Of the 7,914 administrators counted in this study, 4,799 (61%) are in the Northeast. Cook County has 147 school districts, Lake County has 45, and DuPage County has 43. These numbers are approximate because some school districts are in more than one country. The average and median salaries in all categories are the highest by far. The Northeast’s nearest statistical companion is the Northwest. Even so, the average superintendent salary in the Northwest, $173,296, is 70% of that in the Northeast and much closer to the third highest of $167,364 in the East Central. This east-west alignment with salaries continues north to south: The numbers from West Central and East Central reflect similar salaries to each other, as do Southwest and Southeast. The Southeast Region is typically the site of the state’s lowest average administrator salaries. A trend we noticed last time continues: The Southeast continues to draw closer to the mean and median. For example, the median district superintendent salary in the Southeast was $130,274 in 2020, which was 71% of the state’s $181,723. In 2021, the Southeast median district superintendent salary increased to 76% of the statewide median.
Comparing the Northeast within itself, and using comparisons between the other five regions, would sensibly reflect administrator salary expectations in Illinois.
About the Series
Since 1997, IASB, working with researchers in the field of educational leadership, has published a report on the salaries of Illinois school administrators. Early data for the study was obtained through surveys with un-audited information, with relatively low rates of return.

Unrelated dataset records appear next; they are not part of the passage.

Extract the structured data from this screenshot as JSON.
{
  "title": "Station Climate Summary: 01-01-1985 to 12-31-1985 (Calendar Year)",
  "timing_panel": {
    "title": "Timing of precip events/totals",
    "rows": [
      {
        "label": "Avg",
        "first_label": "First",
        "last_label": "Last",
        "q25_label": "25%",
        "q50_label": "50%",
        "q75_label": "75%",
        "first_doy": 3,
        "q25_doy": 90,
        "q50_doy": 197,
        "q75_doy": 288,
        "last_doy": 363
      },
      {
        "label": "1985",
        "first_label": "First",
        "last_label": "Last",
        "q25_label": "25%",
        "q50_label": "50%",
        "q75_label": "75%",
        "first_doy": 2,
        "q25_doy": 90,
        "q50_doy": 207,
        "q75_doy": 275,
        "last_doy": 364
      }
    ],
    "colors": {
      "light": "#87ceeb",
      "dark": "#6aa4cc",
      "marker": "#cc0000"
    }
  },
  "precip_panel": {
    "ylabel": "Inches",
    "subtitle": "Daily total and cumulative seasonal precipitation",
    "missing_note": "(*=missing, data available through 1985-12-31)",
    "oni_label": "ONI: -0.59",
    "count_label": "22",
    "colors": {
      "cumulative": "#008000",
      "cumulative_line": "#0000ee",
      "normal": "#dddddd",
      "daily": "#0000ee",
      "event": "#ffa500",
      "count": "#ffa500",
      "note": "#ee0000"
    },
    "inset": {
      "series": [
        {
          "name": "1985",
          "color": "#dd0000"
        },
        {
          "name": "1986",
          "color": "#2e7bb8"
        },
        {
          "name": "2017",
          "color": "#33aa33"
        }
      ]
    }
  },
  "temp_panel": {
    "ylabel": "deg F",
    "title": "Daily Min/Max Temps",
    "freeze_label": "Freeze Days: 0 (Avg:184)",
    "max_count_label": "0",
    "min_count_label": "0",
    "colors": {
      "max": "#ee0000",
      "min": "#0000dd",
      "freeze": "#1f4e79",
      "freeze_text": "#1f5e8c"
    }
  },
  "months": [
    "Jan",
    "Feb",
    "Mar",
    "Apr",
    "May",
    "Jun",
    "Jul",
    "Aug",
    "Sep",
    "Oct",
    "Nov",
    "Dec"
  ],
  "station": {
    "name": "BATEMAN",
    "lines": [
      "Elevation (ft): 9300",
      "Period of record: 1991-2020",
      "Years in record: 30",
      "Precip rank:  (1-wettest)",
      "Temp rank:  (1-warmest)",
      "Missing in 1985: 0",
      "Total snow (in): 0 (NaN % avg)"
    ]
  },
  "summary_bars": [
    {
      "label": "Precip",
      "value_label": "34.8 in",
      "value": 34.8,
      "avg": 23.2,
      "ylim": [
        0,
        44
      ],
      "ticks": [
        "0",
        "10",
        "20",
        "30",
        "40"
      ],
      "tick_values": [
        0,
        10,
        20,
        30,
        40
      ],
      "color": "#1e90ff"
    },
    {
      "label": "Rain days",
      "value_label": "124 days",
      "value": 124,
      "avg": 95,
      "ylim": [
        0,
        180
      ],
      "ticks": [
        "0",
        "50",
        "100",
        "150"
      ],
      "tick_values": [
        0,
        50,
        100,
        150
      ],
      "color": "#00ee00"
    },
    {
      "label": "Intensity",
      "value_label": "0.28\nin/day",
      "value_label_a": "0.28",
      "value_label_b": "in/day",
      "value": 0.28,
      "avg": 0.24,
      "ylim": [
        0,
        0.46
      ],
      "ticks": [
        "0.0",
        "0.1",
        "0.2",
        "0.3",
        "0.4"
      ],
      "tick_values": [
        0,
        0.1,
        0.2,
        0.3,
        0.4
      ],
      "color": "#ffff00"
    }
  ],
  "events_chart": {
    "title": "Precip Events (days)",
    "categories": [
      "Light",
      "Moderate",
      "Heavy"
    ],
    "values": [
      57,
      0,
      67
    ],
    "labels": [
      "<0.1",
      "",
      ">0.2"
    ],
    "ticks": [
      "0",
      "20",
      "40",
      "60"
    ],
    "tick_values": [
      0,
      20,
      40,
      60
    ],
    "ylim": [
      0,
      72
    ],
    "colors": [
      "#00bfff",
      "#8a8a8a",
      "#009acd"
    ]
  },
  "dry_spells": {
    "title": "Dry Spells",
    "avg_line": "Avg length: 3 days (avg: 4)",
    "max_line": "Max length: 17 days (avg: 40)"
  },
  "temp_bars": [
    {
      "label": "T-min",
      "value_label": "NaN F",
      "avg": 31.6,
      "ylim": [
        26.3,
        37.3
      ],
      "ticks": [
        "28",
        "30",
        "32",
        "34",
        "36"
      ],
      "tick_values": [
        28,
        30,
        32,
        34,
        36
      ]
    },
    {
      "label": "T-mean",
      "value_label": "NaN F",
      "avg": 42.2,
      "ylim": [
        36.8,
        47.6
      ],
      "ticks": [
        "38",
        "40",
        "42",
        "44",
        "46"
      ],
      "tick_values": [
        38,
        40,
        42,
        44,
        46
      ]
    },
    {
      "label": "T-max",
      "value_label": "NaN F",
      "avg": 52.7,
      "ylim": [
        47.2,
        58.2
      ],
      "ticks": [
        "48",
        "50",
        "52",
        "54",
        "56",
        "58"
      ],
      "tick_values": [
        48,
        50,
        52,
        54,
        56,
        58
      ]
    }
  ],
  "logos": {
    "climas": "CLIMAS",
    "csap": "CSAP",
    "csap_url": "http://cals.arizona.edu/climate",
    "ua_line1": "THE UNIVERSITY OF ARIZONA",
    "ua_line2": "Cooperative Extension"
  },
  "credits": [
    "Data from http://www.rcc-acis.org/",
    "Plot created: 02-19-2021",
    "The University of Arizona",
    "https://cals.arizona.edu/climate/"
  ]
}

In 2009, Public Act 96-0434 required Illinois school districts to report administrator and teacher salary information to ISBE. The Illinois School Code was amended in 2011 to reflect changes in the reporting dates. The data were briefly unavailable during the transition, and the series was paused for a few years.
With reporting standards in place and the data being made available to researchers, IASB’s “annual” study of administrator salaries was revived in 2014 and 2015 with a catch-all and catch-up from the missing years, followed by a normal annual analysis. The series paused again in 2020 as the coronavirus pandemic upended data retrieval and series publishing. It also concluded the ability of our longtime collaborators at Western Illinois University to participate. We are grateful for their work over the years to keep the series going. The installment in January of 2022 and this one, published in January 2023, adhere to their standards for identifying trends, reportage, and analysis as faithfully as possible.